Solution: Given that , T(a, b, c, d, e)=(a+2b+2c+d+e, a+2b+3c+2d-e, 3a+6b+8c+5d-e).

This can be written as $T\left[\begin{array}{c}a\\b\\c\\d\\e\\\end{array}\right]=\left[\begin{array}{c}1&2&2&1&1\\1&2&3&2&-1\\3&6&8&5&-1\\\end{array}\right]\left[\begin{array}{c}a\\b\\c\\d\\e\\\end{array}\right]$

We write this as $T(v)=Av ~where~v=\left[\begin{array}{c}a\\b\\c\\d\\e\\\end{array}\right] and ~A=\left[\begin{array}{c}1&2&2&1&1\\1&2&3&2&-1\\3&6&8&5&-1\\\end{array}\right]$

To find ker(T):

The $ker(T)$ is the same as the null space of the matrix $A$ $(i.e. null A)$ . Therefore we find reduced row echelon form of the matrix $A$

$\therefore rref(A)=\left[\begin{array}{c}1&2&2&1&1\\1&2&3&2&-1\\3&6&8&5&-1\\\end{array}\right]=\left[\begin{array}{c}1&2&0&-1&5\\0&0&1&1&-2\\0&0&0&0&0\\\end{array}\right]$

Therefore rewriting the system in terms of free variables$~b,d,e$, we have

$\left[\begin{array}{c}a\\b\\c\\d\\e\\\end{array}\right]=\left[\begin{array}{c}-2b+d-5e\\b\\-d+2e\\d\\e\\\end{array}\right]=b\left[\begin{array}{c}-2\\1\\0\\0\\0\\\end{array}\right]+d\left[\begin{array}{c}1\\0\\-1\\1\\0\\\end{array}\right]+e\left[\begin{array}{c}-5\\0\\2\\0\\1\\\end{array}\right]$

The set$[(-2,1,0,0,0),(1,0,-1,1,0),(-5,0,2,0,1)]$ spans $Null A$ and it is linearly independent set, So the set {(-2,1,0,0,0),(1,0,-1,1,0),(-5,0,2,0,1)} forms a basis of $\mathbf{ker(T)}$

Dimension of ker(T) : We know that "The dimension of Null A is the number of free variables in the equation $Ax=0$ "
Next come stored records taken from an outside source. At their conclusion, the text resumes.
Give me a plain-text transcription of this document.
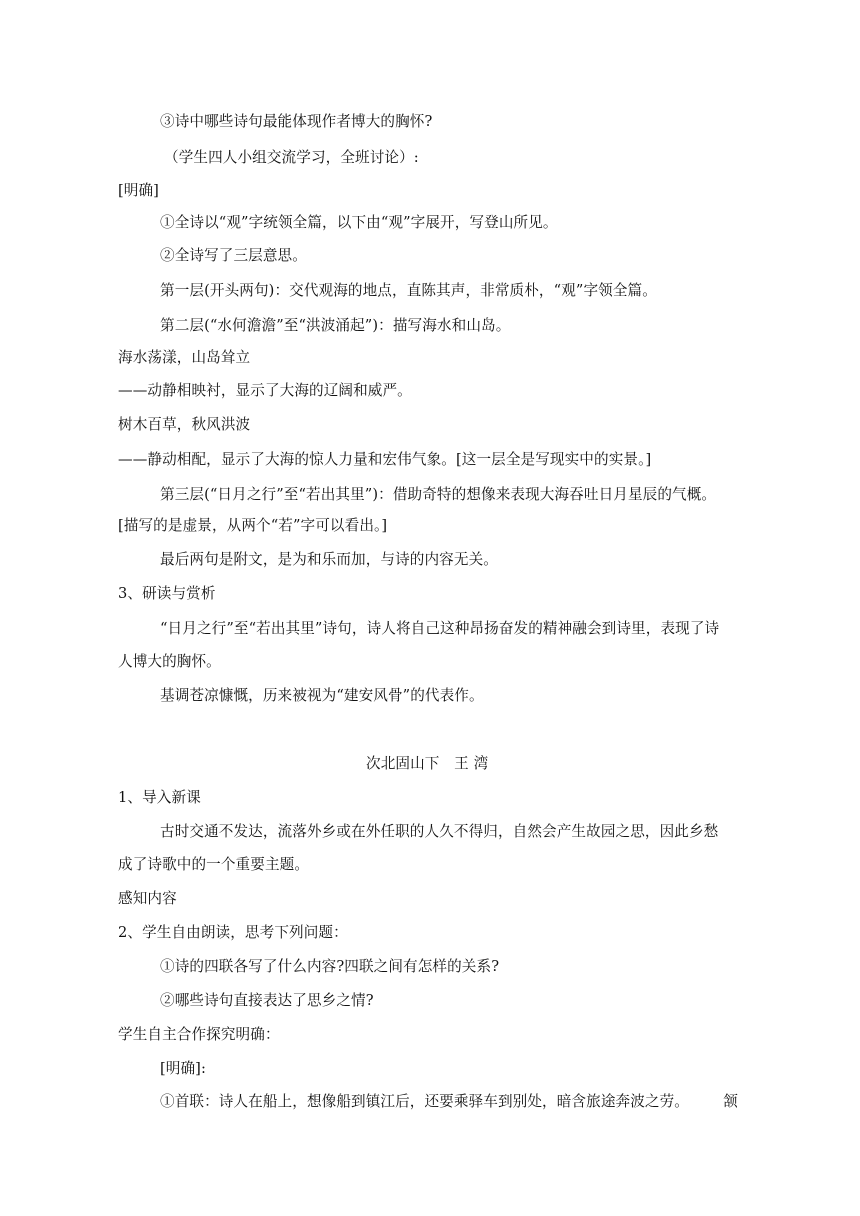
③诗中哪些诗句最能体现作者博大的胸怀?
（学生四人小组交流学习，全班讨论）:
[明确]
①全诗以“观”字统领全篇，以下由“观”字展开，写登山所见。
②全诗写了三层意思。
第一层(开头两句)：交代观海的地点，直陈其声，非常质朴，“观”字领全篇。
第二层(“水何澹澹”至“洪波涌起”)：描写海水和山岛。
海水荡漾，山岛耸立
——动静相映衬，显示了大海的辽阔和威严。
树木百草，秋风洪波
——静动相配，显示了大海的惊人力量和宏伟气象。[这一层全是写现实中的实景。]
第三层(“日月之行”至“若出其里”)：借助奇特的想像来表现大海吞吐日月星辰的气概。
[描写的是虚景，从两个“若”字可以看出。]
最后两句是附文，是为和乐而加，与诗的内容无关。
3、研读与赏析
“日月之行”至“若出其里”诗句，诗人将自己这种昂扬奋发的精神融会到诗里，表现了诗
人博大的胸怀。
基调苍凉慷慨，历来被视为“建安风骨”的代表作。
次北固山下　王 湾
1、导入新课
古时交通不发达，流落外乡或在外任职的人久不得归，自然会产生故园之思，因此乡愁
成了诗歌中的一个重要主题。
感知内容
2、学生自由朗读，思考下列问题：
①诗的四联各写了什么内容?四联之间有怎样的关系?
②哪些诗句直接表达了思乡之情?
学生自主合作探究明确：
[明确]:
①首联：诗人在船上，想像船到镇江后，还要乘驿车到别处，暗含旅途奔波之劳。 颔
Here, there are two leading variables $a ~and ~c$ and three free variables $b,d,e$ .

Hence dim Null A =3

Hence dim [ ker (T)]=3

To find Image of T i.e. Im(T):

To identify vector that span Im(T), we identify the first and third columns as pivot columns(leading 1's) in rref(A). These columns are linearly independent and span col(A).

$\therefore Im(T)=Col(A)=\left[\begin{array}{c}1\\1\\3\\\end{array}\right],\left[\begin{array}{c}2\\3\\8\\\end{array}\right]$

$Let~B=Im(T)=\left[\begin{array}{c}1&2\\1&3\\3&8\\\end{array}\right]$

$rref(B)=\left[\begin{array}{c}1&0\\0&1\\0&0\\\end{array}\right]$

rewriting the rref(B) in vector matrix form

$\Rightarrow \left[\begin{array}{c}a\\b\\\end{array}\right]=a\left[\begin{array}{c}1\\0\\\end{array}\right]+b\left[\begin{array}{c}0\\1\\\end{array}\right]$

Therefore, the Im(T) is the xy plane.The set{(1,0),(0,1)}Span Null B and it is linearly independent set, So the set {(1,0),(0,1)} forms a basis of Im(T).

Dimension of Im(T) : We know that rank(A)=2 (non-zero rows of rref(A))

and we know that dim(Im(A)=rank(A)

$\mathbf{\therefore dim(Im)=2}$